Алиенора, однако, не довольствовалась тем, что «отдаляется» вместе с сыновьями от мужа: она подталкивала их к мятежу. Хронист из Тура говорит (ошибочно относя событие к 1172 г.) о канонизации Фомы Бекета и о войне, начавшейся в марте, между королем Генрихом с одной стороны и его женой и тремя старшими детьми, Генрихом, Ричардом и Жоффруа, с другой; он считает, что война эта была развязана по наущению Рауля де Фе и Гуго де Сент-Мора[227]. Матвей Парижский более четок в своих обвинениях. После записи о смерти Фомы Бекета, за которой последовала буря, гром и другие небесные знаки во время рождественской ночи 1172 г., он рассказывает об истоках войны, в течение многих лет терзавшей край:

«Когда король Англии находился в Ирландии, примерно в то же время Гуго де Сент-Мор и Рауль де Фе, дядя королевы Алиеноры, следуя, как говорят (utdicitur), совету указанной королевы, начали отвращать короля Генриха Младшего от его отца, говоря ему: «Не подобает королю, каким бы он ни был, не иметь надлежащей ему власти в своем королевстве»[228].
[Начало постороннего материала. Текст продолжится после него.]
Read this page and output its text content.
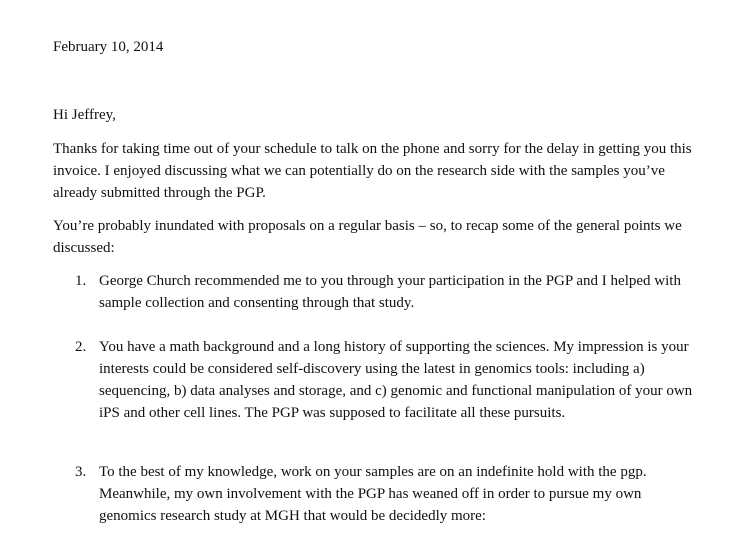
February 10, 2014

Hi Jeffrey,

Thanks for taking time out of your schedule to talk on the phone and sorry for the delay in getting you this invoice. I enjoyed discussing what we can potentially do on the research side with the samples you’ve already submitted through the PGP.

You’re probably inundated with proposals on a regular basis – so, to recap some of the general points we discussed:

1. George Church recommended me to you through your participation in the PGP and I helped with sample collection and consenting through that study.

2. You have a math background and a long history of supporting the sciences. My impression is your interests could be considered self-discovery using the latest in genomics tools: including a) sequencing, b) data analyses and storage, and c) genomic and functional manipulation of your own iPS and other cell lines. The PGP was supposed to facilitate all these pursuits.

3. To the best of my knowledge, work on your samples are on an indefinite hold with the pgp. Meanwhile, my own involvement with the PGP has weaned off in order to pursue my own genomics research study at MGH that would be decidedly more:
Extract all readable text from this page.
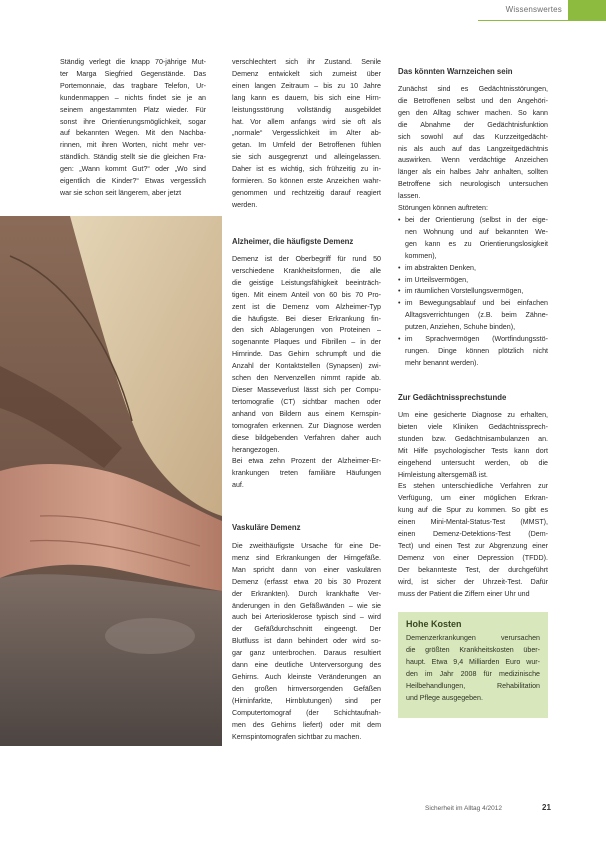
Wissenswertes
Ständig verlegt die knapp 70-jährige Mut-
ter Marga Siegfried Gegenstände. Das
Portemonnaie, das tragbare Telefon, Ur-
kundenmappen – nichts findet sie je an
seinem angestammten Platz wieder. Für
sonst ihre Orientierungsmöglichkeit, sogar
auf bekannten Wegen. Mit den Nachba-
rinnen, mit ihren Worten, nicht mehr ver-
ständlich. Ständig stellt sie die gleichen Fra-
gen: „Wann kommt Gut?“ oder „Wo sind
eigentlich die Kinder?“ Etwas vergesslich
war sie schon seit längerem, aber jetzt
verschlechtert sich ihr Zustand. Senile
Demenz entwickelt sich zumeist über
einen langen Zeitraum – bis zu 10 Jahre
lang kann es dauern, bis sich eine Hirn-
leistungsstörung vollständig ausgebildet
hat. Vor allem anfangs wird sie oft als
„normale“ Vergesslichkeit im Alter ab-
getan. Im Umfeld der Betroffenen fühlen
sie sich ausgegrenzt und alleingelassen.
Daher ist es wichtig, sich frühzeitig zu in-
formieren. So können erste Anzeichen wahr-
genommen und rechtzeitig darauf reagiert
werden.
Alzheimer, die häufigste Demenz
Demenz ist der Oberbegriff für rund 50
verschiedene Krankheitsformen, die alle
die geistige Leistungsfähigkeit beeinträch-
tigen. Mit einem Anteil von 60 bis 70 Pro-
zent ist die Demenz vom Alzheimer-Typ
die häufigste. Bei dieser Erkrankung fin-
den sich Ablagerungen von Proteinen –
sogenannte Plaques und Fibrillen – in der
Hirnrinde. Das Gehirn schrumpft und die
Anzahl der Kontaktstellen (Synapsen) zwi-
schen den Nervenzellen nimmt rapide ab.
Dieser Masseverlust lässt sich per Compu-
tertomografie (CT) sichtbar machen oder
anhand von Bildern aus einem Kernspin-
tomografen erkennen. Zur Diagnose werden
diese bildgebenden Verfahren daher auch
herangezogen.
Bei etwa zehn Prozent der Alzheimer-Er-
krankungen treten familiäre Häufungen
auf.
Vaskuläre Demenz
Die zweithäufigste Ursache für eine De-
menz sind Erkrankungen der Hirngefäße.
Man spricht dann von einer vaskulären
Demenz (erfasst etwa 20 bis 30 Prozent
der Erkrankten). Durch krankhafte Ver-
änderungen in den Gefäßwänden – wie sie
auch bei Arteriosklerose typisch sind – wird
der Gefäßdurchschnitt eingeengt. Der
Blutfluss ist dann behindert oder wird so-
gar ganz unterbrochen. Daraus resultiert
dann eine deutliche Unterversorgung des
Gehirns. Auch kleinste Veränderungen an
den großen hirnversorgenden Gefäßen
(Hirninfarkte, Hirnblutungen) sind per
Computertomograf (der Schichtaufnah-
men des Gehirns liefert) oder mit dem
Kernspintomografen sichtbar zu machen.
Das könnten Warnzeichen sein
Zunächst sind es Gedächtnisstörungen,
die Betroffenen selbst und den Angehöri-
gen den Alltag schwer machen. So kann
die Abnahme der Gedächtnisfunktion
sich sowohl auf das Kurzzeitgedächt-
nis als auch auf das Langzeitgedächtnis
auswirken. Wenn verdächtige Anzeichen
länger als ein halbes Jahr anhalten, sollten
Betroffene sich neurologisch untersuchen
lassen.
Störungen können auftreten:
• bei der Orientierung (selbst in der eige-
nen Wohnung und auf bekannten We-
gen kann es zu Orientierungslosigkeit
kommen),
• im abstrakten Denken,
• im Urteilsvermögen,
• im räumlichen Vorstellungsvermögen,
• im Bewegungsablauf und bei einfachen
Alltagsverrichtungen (z.B. beim Zähne-
putzen, Anziehen, Schuhe binden),
• im Sprachvermögen (Wortfindungsstö-
rungen. Dinge können plötzlich nicht
mehr benannt werden).
Zur Gedächtnissprechstunde
Um eine gesicherte Diagnose zu erhalten,
bieten viele Kliniken Gedächtnissprech-
stunden bzw. Gedächtnisambulanzen an.
Mit Hilfe psychologischer Tests kann dort
eingehend untersucht werden, ob die
Hirnleistung altersgemäß ist.
Es stehen unterschiedliche Verfahren zur
Verfügung, um einer möglichen Erkran-
kung auf die Spur zu kommen. So gibt es
einen Mini-Mental-Status-Test (MMST),
einen Demenz-Detektions-Test (Dem-
Tect) und einen Test zur Abgrenzung einer
Demenz von einer Depression (TFDD).
Der bekannteste Test, der durchgeführt
wird, ist sicher der Uhrzeit-Test. Dafür
muss der Patient die Ziffern einer Uhr und
Hohe Kosten
Demenzerkrankungen verursachen
die größten Krankheitskosten über-
haupt. Etwa 9,4 Milliarden Euro wur-
den im Jahr 2008 für medizinische
Heilbehandlungen, Rehabilitation
und Pflege ausgegeben.
Sicherheit im Alltag 4/2012	21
Матвей Парижский еще вернется к этому вопросу — он очертит его более четко, но останется при прежних взглядах: королева Алиенора спровоцировала мятеж своих сыновей, и Бог допустил это восстание, дабы отомстить за смерть Фомы Бекета:

«В тот же год король Генрих Младший, уступив просьбам нечестивых советников, покинул своего отца и удалился к королю Франции. Узнав об этом, Ричард, герцог Аквитанский, и Жоффруа, граф Бретонский, поощряемые, как говорили (utdicebatur), их собственной матерью, королевой Алиенорой, встали скорее на сторону брата, нежели на сторону их отца, что породило заговоры, грабежи и поджоги. И было сие — во что должно верить — воздаянием за смерть блаженного мученика Фомы Бекета, ибо сам Господь восстановил против короля Генриха его собственных детей: вплоть до самой смерти король и его сыновья оставались заклятыми врагами, о чем еще поведает сия история»[229].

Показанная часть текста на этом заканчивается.